Larry Hurtado has posted about views of early Christian Christology. He says that proponents of the view that significant development took place over the course of the first century of Christianity fail to do justice to the exalted status of Jesus and devotional practice evidenced from the beginning. I would respond by saying that proponents of early high Christology often fail to do justice to just how different the Gospel of John is from the Gospels of Mark and Luke. (UPDATE: now also see Dale Tuggy’s post on whether Jesus is God in Mark.)

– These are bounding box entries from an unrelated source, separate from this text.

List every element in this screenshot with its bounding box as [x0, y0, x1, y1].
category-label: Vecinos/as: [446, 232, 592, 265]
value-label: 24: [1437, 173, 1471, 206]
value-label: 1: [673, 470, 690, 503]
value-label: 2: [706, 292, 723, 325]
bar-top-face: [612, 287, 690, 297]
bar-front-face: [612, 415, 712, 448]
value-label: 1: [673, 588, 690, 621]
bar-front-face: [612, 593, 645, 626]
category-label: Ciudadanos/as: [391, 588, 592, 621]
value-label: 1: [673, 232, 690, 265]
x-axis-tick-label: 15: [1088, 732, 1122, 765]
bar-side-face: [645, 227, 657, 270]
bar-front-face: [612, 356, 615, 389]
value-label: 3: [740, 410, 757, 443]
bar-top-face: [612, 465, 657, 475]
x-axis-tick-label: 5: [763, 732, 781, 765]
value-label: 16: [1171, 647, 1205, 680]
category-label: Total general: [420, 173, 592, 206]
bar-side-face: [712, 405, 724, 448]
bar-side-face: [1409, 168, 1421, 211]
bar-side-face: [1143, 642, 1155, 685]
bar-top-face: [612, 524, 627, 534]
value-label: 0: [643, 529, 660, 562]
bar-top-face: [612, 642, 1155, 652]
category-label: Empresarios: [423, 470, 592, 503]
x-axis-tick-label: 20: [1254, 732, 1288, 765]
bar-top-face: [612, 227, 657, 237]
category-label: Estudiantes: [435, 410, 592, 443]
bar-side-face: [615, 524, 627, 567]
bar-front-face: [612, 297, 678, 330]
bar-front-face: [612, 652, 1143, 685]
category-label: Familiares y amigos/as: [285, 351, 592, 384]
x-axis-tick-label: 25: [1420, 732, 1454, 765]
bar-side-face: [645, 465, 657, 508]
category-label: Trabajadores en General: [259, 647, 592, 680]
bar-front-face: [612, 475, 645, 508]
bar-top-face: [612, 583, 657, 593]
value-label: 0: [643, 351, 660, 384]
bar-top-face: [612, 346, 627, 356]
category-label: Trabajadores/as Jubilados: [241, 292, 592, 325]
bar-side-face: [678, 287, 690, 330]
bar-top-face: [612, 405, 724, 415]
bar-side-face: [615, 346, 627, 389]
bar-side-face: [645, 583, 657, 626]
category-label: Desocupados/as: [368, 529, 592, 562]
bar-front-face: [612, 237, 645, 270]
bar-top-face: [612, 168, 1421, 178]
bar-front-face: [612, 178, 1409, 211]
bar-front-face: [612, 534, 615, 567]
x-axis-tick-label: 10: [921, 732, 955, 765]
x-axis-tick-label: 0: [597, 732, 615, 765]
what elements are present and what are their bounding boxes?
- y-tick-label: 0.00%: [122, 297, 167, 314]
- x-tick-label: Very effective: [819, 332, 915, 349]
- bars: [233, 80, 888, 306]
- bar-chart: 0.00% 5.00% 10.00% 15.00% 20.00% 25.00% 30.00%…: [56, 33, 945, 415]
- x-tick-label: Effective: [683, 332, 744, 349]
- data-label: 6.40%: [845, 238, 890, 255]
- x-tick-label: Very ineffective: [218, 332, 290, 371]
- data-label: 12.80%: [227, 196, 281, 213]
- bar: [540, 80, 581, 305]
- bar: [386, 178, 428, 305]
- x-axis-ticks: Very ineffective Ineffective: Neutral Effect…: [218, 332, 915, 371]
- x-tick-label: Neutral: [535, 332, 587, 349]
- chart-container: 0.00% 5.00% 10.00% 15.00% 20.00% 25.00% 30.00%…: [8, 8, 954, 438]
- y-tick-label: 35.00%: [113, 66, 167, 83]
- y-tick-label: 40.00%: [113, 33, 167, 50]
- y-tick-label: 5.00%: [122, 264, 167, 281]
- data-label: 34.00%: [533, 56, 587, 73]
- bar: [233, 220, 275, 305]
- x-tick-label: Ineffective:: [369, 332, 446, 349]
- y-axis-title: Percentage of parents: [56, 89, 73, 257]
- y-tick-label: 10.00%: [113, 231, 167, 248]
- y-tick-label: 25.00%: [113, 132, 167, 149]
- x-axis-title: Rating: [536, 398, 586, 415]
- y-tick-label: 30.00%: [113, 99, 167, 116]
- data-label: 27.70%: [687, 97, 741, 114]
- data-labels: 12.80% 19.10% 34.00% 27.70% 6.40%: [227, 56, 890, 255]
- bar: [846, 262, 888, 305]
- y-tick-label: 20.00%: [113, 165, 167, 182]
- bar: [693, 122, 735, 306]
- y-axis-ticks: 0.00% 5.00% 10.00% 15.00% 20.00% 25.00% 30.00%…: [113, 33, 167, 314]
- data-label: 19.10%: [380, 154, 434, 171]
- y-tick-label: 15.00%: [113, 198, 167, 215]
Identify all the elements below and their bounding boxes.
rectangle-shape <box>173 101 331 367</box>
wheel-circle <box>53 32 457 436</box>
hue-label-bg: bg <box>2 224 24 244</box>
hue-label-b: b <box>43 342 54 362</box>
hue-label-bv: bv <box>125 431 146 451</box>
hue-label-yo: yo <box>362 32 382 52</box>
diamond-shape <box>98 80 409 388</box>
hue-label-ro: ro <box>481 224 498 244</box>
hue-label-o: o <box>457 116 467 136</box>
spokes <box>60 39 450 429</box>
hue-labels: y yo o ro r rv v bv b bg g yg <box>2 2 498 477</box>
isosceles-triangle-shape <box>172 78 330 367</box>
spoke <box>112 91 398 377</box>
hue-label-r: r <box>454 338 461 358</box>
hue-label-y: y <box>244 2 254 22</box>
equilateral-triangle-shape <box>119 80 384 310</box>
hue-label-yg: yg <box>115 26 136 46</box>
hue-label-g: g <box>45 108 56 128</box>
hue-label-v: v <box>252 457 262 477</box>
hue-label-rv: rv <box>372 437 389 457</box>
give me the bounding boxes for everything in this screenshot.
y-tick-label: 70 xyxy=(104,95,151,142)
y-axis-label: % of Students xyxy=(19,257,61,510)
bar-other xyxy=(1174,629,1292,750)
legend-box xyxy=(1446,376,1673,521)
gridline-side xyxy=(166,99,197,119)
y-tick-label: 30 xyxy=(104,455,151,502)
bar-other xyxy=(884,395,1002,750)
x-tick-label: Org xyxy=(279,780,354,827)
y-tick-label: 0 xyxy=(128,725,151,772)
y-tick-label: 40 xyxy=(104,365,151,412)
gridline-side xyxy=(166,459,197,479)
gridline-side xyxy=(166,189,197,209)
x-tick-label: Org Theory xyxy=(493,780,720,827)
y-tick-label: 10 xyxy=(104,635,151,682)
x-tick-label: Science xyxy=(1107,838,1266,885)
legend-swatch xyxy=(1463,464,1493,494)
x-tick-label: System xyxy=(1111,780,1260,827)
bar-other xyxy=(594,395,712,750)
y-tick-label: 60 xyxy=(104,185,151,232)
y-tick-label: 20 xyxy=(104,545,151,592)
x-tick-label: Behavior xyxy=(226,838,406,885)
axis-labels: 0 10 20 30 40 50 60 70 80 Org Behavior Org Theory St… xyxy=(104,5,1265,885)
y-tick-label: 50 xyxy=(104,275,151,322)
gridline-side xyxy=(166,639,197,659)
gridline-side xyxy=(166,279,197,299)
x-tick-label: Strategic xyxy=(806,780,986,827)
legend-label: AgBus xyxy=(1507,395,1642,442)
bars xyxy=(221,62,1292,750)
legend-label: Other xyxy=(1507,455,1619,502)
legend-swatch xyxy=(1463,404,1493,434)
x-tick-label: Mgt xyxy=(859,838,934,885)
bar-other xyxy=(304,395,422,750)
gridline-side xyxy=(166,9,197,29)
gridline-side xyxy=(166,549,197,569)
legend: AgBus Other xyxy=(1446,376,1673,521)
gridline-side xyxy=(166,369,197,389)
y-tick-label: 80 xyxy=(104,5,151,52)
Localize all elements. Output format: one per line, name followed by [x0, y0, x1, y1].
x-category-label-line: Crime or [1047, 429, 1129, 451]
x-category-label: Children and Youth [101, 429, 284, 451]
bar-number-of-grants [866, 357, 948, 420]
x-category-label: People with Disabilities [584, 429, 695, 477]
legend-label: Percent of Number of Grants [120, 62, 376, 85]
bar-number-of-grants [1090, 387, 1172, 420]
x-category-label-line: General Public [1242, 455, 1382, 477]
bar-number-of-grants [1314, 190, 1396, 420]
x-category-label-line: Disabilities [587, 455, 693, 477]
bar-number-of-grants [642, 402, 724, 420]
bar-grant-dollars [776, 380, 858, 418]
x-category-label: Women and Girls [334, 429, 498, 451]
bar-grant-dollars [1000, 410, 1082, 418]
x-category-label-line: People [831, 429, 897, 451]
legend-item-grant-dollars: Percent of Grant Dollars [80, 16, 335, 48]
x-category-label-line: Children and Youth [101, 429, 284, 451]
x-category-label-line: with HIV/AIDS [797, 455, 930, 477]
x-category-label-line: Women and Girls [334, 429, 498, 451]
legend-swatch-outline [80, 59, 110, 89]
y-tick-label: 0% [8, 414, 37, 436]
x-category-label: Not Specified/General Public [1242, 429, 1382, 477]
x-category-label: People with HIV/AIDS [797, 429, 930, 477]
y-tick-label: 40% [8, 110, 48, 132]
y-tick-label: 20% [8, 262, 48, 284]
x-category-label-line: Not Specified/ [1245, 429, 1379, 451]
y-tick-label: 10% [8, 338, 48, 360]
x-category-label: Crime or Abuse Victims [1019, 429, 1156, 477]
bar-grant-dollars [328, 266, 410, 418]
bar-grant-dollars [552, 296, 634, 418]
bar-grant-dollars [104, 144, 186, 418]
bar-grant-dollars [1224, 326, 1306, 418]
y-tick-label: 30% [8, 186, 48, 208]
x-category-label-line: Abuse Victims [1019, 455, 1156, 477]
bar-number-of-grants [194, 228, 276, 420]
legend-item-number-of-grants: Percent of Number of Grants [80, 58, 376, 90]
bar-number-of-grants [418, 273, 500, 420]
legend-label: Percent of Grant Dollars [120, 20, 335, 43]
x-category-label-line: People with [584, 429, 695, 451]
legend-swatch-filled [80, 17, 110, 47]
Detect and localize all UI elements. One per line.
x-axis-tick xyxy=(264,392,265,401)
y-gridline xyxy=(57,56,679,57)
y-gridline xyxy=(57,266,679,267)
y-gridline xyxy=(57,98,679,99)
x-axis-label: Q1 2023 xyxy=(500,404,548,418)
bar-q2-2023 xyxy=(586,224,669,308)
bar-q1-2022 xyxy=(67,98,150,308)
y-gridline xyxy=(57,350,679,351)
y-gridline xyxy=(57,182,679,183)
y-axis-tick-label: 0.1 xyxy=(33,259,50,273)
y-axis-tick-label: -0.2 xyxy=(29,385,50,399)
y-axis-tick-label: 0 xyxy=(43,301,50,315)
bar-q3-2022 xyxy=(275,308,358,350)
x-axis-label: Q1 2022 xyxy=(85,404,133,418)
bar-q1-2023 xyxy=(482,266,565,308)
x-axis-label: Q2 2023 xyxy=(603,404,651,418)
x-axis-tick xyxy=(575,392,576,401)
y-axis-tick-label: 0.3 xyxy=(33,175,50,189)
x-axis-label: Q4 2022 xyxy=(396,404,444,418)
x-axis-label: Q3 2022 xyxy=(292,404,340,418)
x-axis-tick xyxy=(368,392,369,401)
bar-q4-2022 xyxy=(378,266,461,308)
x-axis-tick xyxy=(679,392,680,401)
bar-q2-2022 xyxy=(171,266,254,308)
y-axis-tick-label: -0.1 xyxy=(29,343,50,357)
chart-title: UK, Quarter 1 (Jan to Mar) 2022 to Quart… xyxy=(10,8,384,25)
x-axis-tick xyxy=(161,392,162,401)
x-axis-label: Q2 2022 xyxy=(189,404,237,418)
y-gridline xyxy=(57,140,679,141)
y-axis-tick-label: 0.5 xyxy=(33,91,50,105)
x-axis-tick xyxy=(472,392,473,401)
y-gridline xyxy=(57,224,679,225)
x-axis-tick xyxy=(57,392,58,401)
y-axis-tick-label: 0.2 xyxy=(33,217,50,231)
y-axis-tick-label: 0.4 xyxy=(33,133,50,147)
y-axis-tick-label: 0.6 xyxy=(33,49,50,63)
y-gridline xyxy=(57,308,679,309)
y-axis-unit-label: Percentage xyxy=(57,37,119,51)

But perhaps a rapprochement is possible? If there has been a tendency to downplay the degree of development on one side, there has been a tendency to downplay the significance of the earliest sources’ exalted claims about Jesus on the other. And so perhaps we can inch closer to agreement that the status attributed to Jesus by Paul is exalted and “divine” (in the sense of Jesus exercising divine rule and bearing the divine name) and yet not (at least explicitly) divine/incarnational in the sense that John may have been, and still later Christian creeds certainly were.
Perhaps more happened in the first decade than has been done justice to by those who see significant evolution over the course of the entire New Testament period, and more happened in the rest of the first century and beyond than has been done justice to by those who have emphasized the decisive nature of the initial event and immediately following years.
Michael Bird mentioned the same quote from Martin Hengel that Larry Hurtado did, but in relation to Bart Ehrman’s forthcoming book. And of course, for my own views see The Only True God: Early Christian Monotheism in Its Jewish Context.